A General Guidelines

Author: Martin Lysy

Last Updated: Nov 17, 2020


A.1 Resources

A.2 Format

bookdown is an R package which allows us to integrate scientific writing (including math, figures, etc.) with executable programming blocks. While bookdown is interfaced through R, very little R knowledge is required to operate it. The scientific writing is done in Markdown and LaTeX, whereas the programming blocks can be written in R, Python, Julia, C++, etc.

In terms of content, please focus on the following:

  1. Creating a clear organization of topics within your module using section/subsection/subsubsection headers.

  2. Setting up the code, for example, in a clear and well-organized manner, i.e., what to include directly in the .Rmd file and what goes into external scripts, using lots of code comments, informative variable names, and consistent naming conventions, etc.

In terms of formatting the content with R Markdown, please refer to the Formatting Guidelines.

A.2.1 Typesetting Math

Please do take a look at the LaTeX guides above, as it is easy to do this right and very annoying to redo if you do it wrong.

One extremely useful LaTeX feature is the ability to define macros for commonly used commands. I strongly encourage you to use macros whenever possible. Not only does this save a considerable amount of typing, but also often an enormous amount of search-replacing. For example, suppose I have a canonical transformation function which I’ll be using throughout the document, but I’m not quite sure how to typeset it yet. So I define the LaTeX macro \ctran{} and use it. If later I want to redefine how \ctran{} is typeset that’s an extremely easy fix.

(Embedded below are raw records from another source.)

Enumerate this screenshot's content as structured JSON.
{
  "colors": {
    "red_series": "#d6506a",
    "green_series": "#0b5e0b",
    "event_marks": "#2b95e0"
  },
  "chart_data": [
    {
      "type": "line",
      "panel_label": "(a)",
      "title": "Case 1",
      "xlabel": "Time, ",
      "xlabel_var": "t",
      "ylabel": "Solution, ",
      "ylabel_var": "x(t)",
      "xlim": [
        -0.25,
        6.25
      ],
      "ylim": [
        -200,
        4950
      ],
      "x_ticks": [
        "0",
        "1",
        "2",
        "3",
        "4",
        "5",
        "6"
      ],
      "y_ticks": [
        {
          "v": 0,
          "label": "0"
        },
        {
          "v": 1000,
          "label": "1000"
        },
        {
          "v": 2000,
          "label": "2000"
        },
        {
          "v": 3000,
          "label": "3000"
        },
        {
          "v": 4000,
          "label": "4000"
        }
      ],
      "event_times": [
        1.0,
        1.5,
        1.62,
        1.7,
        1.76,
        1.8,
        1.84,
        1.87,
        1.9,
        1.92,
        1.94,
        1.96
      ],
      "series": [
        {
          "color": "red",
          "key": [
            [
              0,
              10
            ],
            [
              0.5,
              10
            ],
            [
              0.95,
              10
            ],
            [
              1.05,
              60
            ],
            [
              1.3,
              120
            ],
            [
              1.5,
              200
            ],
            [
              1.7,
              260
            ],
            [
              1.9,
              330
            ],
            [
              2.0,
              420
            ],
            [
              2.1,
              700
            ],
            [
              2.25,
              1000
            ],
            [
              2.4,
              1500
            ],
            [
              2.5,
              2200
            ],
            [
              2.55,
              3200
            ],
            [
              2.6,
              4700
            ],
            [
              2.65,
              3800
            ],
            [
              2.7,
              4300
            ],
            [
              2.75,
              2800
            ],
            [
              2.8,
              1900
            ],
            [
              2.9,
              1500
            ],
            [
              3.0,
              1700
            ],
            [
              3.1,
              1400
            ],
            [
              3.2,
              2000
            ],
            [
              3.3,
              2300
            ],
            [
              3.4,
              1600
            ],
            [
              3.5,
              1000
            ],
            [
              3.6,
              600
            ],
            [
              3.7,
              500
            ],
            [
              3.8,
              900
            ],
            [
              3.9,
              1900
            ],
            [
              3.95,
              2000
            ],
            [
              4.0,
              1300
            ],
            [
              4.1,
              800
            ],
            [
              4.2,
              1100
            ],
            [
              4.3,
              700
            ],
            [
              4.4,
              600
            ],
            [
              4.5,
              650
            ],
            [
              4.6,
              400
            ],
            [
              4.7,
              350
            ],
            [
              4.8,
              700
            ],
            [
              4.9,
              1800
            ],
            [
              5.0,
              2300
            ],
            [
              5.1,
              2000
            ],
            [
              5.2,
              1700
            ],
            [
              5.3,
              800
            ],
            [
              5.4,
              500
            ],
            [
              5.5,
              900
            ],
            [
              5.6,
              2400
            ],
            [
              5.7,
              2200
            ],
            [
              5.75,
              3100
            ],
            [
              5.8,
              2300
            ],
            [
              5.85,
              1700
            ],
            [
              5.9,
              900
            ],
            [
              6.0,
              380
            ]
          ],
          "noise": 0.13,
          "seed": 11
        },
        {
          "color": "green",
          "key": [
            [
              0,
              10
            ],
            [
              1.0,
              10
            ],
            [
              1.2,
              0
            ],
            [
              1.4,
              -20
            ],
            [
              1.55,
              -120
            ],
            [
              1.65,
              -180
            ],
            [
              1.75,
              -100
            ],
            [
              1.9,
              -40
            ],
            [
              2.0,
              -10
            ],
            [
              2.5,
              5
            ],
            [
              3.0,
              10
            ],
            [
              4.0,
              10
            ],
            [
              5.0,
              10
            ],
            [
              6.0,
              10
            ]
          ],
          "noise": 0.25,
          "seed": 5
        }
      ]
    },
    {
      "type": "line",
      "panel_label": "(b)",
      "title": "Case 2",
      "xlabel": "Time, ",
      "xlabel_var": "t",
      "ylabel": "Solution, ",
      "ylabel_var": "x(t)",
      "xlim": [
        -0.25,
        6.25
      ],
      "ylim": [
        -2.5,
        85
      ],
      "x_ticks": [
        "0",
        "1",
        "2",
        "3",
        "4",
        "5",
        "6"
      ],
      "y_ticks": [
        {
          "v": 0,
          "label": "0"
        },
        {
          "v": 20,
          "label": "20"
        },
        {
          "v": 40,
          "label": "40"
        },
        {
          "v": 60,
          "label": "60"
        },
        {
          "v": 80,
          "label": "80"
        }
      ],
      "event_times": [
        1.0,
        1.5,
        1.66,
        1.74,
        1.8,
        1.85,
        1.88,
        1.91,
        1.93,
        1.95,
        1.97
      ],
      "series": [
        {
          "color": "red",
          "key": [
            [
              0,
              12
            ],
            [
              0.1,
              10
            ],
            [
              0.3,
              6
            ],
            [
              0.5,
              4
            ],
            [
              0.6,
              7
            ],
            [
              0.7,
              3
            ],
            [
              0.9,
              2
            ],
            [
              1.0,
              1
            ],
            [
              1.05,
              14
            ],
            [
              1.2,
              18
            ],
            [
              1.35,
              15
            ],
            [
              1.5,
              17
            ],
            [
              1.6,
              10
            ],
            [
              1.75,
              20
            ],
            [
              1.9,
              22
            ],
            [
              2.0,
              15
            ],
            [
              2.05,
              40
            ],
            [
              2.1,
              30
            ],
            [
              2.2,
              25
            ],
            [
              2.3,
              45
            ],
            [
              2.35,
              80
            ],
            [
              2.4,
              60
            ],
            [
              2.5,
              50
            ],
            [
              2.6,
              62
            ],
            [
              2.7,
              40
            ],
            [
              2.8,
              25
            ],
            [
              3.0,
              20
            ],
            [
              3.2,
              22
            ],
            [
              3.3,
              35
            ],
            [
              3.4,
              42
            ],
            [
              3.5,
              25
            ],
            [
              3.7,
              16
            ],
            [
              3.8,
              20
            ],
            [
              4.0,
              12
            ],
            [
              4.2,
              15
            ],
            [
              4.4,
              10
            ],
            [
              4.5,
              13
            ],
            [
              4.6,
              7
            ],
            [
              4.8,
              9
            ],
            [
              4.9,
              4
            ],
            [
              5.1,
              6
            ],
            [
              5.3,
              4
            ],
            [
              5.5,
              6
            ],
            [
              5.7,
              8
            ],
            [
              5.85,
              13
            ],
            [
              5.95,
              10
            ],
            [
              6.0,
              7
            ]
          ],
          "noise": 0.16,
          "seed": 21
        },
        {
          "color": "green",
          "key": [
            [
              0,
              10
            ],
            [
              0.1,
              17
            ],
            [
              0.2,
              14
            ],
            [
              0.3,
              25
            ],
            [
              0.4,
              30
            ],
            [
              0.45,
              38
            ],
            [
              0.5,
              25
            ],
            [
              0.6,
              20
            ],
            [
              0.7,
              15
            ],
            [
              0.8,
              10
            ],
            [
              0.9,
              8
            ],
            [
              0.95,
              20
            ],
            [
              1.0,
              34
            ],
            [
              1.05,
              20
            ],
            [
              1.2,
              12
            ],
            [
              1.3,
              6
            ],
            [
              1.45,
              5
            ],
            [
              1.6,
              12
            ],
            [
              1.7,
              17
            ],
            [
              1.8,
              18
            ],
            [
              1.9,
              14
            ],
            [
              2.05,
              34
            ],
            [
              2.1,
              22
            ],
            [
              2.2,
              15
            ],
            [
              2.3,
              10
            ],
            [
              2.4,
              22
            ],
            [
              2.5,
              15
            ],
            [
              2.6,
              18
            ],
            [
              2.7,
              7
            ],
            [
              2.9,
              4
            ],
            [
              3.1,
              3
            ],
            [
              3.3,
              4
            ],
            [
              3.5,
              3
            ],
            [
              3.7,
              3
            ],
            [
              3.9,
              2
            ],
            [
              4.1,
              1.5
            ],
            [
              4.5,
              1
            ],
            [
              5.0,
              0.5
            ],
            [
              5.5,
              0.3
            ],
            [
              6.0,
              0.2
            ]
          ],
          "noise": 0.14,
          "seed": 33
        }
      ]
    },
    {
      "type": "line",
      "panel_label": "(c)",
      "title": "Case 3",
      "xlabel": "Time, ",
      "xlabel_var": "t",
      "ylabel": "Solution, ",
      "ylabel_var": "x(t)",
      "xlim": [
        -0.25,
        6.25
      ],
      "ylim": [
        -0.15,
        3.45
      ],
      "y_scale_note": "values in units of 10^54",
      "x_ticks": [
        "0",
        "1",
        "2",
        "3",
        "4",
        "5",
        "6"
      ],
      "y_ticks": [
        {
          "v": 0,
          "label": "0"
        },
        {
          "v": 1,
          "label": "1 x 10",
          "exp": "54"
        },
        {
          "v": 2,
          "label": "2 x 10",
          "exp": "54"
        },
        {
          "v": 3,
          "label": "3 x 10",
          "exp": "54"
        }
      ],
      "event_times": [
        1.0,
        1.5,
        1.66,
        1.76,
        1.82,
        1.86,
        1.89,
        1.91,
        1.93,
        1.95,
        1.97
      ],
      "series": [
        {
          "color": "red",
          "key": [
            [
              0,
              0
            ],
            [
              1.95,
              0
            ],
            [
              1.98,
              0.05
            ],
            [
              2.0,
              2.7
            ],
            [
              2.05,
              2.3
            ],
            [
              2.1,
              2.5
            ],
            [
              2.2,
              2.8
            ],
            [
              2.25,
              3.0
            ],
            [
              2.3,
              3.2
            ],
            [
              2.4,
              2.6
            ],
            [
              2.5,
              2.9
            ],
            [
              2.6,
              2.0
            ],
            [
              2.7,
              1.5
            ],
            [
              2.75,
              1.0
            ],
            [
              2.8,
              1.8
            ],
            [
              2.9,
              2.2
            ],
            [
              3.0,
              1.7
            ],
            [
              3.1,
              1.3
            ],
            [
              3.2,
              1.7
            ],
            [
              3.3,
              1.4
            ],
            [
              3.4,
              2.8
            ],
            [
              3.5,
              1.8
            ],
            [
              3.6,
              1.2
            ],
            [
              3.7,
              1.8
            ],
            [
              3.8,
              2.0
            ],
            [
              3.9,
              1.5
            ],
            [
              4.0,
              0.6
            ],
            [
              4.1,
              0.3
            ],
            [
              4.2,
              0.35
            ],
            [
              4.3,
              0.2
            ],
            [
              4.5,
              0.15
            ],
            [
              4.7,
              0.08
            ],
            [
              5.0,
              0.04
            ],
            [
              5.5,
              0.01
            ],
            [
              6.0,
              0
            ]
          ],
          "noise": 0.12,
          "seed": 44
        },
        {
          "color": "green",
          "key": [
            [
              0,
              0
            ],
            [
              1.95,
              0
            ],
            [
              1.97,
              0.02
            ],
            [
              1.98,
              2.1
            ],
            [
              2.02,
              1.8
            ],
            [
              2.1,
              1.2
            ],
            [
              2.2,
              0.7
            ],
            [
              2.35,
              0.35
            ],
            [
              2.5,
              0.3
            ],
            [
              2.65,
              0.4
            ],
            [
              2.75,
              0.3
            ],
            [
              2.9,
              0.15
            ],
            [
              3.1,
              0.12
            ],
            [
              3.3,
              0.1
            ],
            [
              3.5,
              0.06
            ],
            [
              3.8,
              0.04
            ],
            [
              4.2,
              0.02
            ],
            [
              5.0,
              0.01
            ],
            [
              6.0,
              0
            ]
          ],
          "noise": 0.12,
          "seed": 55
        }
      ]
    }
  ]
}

Another useful LaTeX trick is to use simple patterns to define macros for common things. For example, I always define bold letter names (which you should use for anything that isn’t a scalar) as \xx \YY, etc., and bold symbol names as \aal for \(\boldsymbol{\alpha}\), \TTh for \(\boldsymbol{\Theta}\), etc.

As a rule-of-thumb, avoid defining one-letter macros. The worst LaTeX mistake I’ve ever made is to define \(\beta\) as\b in everything LaTeX document I wrote before 2015. Now suppose I want to replace \(\beta\) with \(\gamma\) as a symbol for the quantity of interest. Then either I have an extremely confusing macro \newcommand{\b}{\gamma}, or the most annoying search-replace ever (\begin{xyz} anyone?). Sometimes I do use one letter capital macros, e.g., \newcommand{\N}{\mathcal{N}} for the normal distribution, but these are much easier to search-replace.

For this project, LaTeX is rendered to HTML via Mathjax, and thus the macros must be defined a bit differently than in regular LaTeX. All LaTeX macros must be defined in preamble.html.

A.2.2 Citations

For external websites, it’s sufficient to provide a link as I’ve done in this document. For journal articles, textbooks, conference proceedings, etc. it’s good practice to provide the complete citation information (in addition to a link to the resource if it can be obtained legally for free). For such references please use BibTeX.

Add your citations to the bibliography file references.bib. To separate the citations for each module, add the name of your module using the comment sign \(\%\) when you start to add citations.

For citation labels, please use the standardized format with the author label followed by the last two digits of the year. The rules for the author labels are, if there is only one author, use @firstauthorlastname, if there are two authors, use @firstauthorlastname.secondauthorlastname, if there are more than 2 authors, use @firstauthorlastname.etal. Here’s some examples (Gelman et al. 2013), (Friedman, Hastie, and Tibshirani 2009).

A.3 Rendering the Book

For this you will need to install the following packages:

install.packages(c("bookdown", "tidyverse", "wooldridge", "corrplot", "lmtest",
                   "caret", "PMCMRplus", "dunn.test", "geesmv",
                   "emdbook"),
                 dependencies = TRUE)

Once this is done, quit + restart R for safe measure. Then, from within the project folder, run

bookdown::render_book()

To make sure everything is working as expected, you may wish to delete the _book and _bookdown_files folders before rendering. These don’t get cleaned up between runs, so there might be very old files hanging around in there if you don’t periodially perform a manual cleanup.

References

Friedman, Jerome, Trevor Hastie, and Robert Tibshirani. 2009. The Elements of Statistical Learning. 2nd ed. New York, NY: Springer series in statistics.